Nov 4, 2013 10:08 GMT  ·  By

People might think that 4 TB is a lot of storage space for a single HDDs, and they would be right, but that doesn't mean that's the limit. Sure, it was the limit, until Western Digital invented the helium-filled HDD, the best of which has just appeared.

Normal hard disk drive units are sets of up to four or five platters crammed together into a standard 3.5-inch frame, along with a motor and reading "pin."

Western Digital has a certain technique that makes it possible to increase the number of platters without enlarging the outer frame though.

Said technique consists of filling the HDD with helium instead of air. Helium is a seventh the density of air, which reduces warping on platters and, thus, allows for less space between the disks.

Thus, WD subsidiary HGST managed to create a 6 TB helium-filled HDD composed of seven platters all-in-all.

This is the highest-capacity HDD ever and is best for cloud storage, RAID, replicated environments, and cloud computing. Scale-out environments will benefit too.

The still un-priced HDD is called 6 TB Ultrastar He6 and, in addition to size and capacity, features a high energy efficiency: 23 percent lower idle power per drive, 49 percent better watts-per-TB.

Also, it has a lighter weight than standard, five-disk 3.5-inch units, despite the identical form factor. By half in fact, despite the two extra disks. Meanwhile, the weight-per-TB is 38 percent lower.

Needless to say, none of this would be possible without having the drive totally sealed from the outside world.
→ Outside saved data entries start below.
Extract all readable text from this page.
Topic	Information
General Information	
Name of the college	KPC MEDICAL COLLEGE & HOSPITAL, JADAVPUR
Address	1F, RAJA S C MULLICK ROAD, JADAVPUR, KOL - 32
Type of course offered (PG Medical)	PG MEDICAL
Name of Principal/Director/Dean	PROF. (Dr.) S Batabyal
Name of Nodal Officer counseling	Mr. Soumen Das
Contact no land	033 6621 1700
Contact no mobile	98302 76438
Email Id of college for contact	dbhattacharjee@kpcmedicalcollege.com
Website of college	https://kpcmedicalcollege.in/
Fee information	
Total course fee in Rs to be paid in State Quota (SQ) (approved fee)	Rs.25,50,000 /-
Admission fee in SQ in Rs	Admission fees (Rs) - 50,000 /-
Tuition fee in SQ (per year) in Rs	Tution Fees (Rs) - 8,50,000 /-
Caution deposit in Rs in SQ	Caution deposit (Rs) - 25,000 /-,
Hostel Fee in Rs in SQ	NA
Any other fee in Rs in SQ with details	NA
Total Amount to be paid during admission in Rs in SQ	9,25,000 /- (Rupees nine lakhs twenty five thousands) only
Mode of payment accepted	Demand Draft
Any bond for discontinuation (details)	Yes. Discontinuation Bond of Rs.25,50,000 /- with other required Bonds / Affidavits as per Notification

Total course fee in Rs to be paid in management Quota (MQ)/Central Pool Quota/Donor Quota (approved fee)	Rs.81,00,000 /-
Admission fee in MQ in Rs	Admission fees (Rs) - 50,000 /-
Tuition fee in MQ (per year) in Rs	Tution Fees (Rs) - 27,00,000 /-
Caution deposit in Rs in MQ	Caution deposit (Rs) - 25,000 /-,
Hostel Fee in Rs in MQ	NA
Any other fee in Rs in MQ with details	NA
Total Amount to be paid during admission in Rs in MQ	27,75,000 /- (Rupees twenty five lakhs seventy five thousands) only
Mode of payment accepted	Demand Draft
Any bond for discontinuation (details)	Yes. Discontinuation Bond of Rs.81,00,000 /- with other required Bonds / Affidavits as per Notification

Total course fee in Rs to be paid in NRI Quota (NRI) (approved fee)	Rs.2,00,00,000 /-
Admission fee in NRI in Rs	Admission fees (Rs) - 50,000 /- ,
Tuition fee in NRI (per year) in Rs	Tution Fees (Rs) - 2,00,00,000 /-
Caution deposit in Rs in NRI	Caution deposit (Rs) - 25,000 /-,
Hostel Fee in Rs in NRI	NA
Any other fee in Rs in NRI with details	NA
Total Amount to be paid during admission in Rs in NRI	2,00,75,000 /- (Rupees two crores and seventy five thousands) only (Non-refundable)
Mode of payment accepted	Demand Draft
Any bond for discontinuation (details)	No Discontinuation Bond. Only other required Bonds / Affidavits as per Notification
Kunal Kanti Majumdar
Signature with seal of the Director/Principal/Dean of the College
To that end, HGST implemented the HelioSeal process, which should keep the HDD hermetically sealed forever, or at least for longer than it will take its other parts to fail, which happens to everything at some point.

"HGST's proprietary, new, hermetically sealed, helium-filled HDD solution [is] the industry's first helium filled platform that simultaneously increases capacity while lowering power consumption and operating temperature," said John Rydning, research vice president, IDC.